Ero talmente sotto shock che immaginai il mio viso fosse totalmente insespressivo.
“Comunque, era quello che ho sempre voluto fare da quando ti conosco, e non potevo non farlo una volta prima di andare via”, sorrise, “è stato fantastico come mi aspettavo”, concluse cercando di gettarla sullo scherzo.
Stupido, maledetto, idiota, bastardo, egoista di un Daeva! Aveva idea di come mi avesse appena spezzato il cuore? Un cuore che pensavo di avere blindato da tanto tempo e che lui, in pochissimo tempo, era riuscito a ferire anche profondamente?
“Adesso devo andare a fare i bagagli, piccola Selh, torniamo a casa”. Non disse altro se non un “Hauw Affrehi”, che pronunciò muovendo le mani. Un portale comparve proprio davanti a noi. Vi si lanciò dentro e io, senza sapere bene cosa fare, spaventata, delusa, a pezzi, lo seguì senza volontà, prima che sparisse. Mi ritrovai a Pernon, davanti casa mia. Stava piovendo e i miei capelli avevano cominciato ad inzupparsi mentre le gocce d’acqua scivolavano sul tessuto in pelle dei miei vestiti.

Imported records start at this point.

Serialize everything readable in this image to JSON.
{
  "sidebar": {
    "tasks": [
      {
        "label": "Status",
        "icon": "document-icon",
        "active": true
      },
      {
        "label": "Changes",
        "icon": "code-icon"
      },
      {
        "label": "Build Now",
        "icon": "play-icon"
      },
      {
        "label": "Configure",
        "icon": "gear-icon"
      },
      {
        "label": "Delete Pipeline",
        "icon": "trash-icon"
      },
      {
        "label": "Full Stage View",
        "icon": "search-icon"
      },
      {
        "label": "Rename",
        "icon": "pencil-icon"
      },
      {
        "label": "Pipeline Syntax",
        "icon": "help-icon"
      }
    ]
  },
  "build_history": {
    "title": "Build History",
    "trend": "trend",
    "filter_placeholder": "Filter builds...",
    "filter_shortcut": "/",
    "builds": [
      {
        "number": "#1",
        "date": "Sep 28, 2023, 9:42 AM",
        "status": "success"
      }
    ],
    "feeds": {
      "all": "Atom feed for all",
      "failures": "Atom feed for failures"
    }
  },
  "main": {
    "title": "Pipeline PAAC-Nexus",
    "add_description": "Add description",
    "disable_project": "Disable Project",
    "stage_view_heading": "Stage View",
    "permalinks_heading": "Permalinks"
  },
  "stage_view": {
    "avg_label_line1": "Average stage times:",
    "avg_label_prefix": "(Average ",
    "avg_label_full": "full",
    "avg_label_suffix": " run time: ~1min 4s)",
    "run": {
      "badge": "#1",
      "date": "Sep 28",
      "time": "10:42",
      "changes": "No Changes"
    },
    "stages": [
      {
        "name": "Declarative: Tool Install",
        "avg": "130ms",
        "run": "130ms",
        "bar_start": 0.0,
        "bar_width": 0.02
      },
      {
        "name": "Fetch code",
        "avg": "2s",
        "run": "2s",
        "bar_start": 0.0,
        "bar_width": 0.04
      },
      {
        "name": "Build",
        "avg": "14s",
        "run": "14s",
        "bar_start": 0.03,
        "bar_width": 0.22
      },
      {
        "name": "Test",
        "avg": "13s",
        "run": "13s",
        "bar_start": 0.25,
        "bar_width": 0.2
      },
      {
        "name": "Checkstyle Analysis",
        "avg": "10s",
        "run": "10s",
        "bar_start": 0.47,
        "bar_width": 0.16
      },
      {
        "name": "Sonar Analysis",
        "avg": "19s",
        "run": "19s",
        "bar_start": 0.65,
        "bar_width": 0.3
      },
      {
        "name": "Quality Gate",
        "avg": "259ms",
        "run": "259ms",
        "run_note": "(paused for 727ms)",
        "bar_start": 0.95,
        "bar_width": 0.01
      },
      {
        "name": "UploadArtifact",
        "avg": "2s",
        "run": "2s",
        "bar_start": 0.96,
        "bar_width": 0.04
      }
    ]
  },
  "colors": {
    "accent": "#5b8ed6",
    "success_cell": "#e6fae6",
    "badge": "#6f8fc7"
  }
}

“È stato bello conoscerti, Selhen”, aggiunse con un mezzo sorriso, poi sparì, teletrasportandosi chissà dove, lasciandomi sola, davanti la porta di casa in preda ad un assurdo sconforto. Rimasi impalata sotto la pioggia, a fissare il punto in cui era sparito. Non volevo rientrare, non volevo che se ne andasse in quel modo, ma dopotutto era tipico di Shad essere sfuggente.
Cercai di trattenere una lacrima, mi ero illusa troppo presto, e troppo presto, lui, aveva provveduto a disilludermi. La lacrima si confuse con la pioggia nello stesso momento in cui lo shugo servitore venne ad aprirmi l’uscio di casa.
“Selhen, ciao cara!”, mi salutò con un sorriso.
“Ciao shugo” ricambiai con un cenno. Rimasi a guardare un’ultima volta il vuoto lasciato da Shad, poi ubbidii al servitore ed entrai in casa richiudendomi la porta alle spalle. Quando anche il mio servitore fu sparito in cucina mi lasciai scivolare lungo la porta esausta e vuota.
Non lo avrei mai ammesso, ma forse, mi ero innamorata di Shad dal primo giorno che aveva fatto il pagliaccio con me ed io l’avevo apostrofato a tono.
L’unico problema, forse, era che lo avevo capito troppo tardi.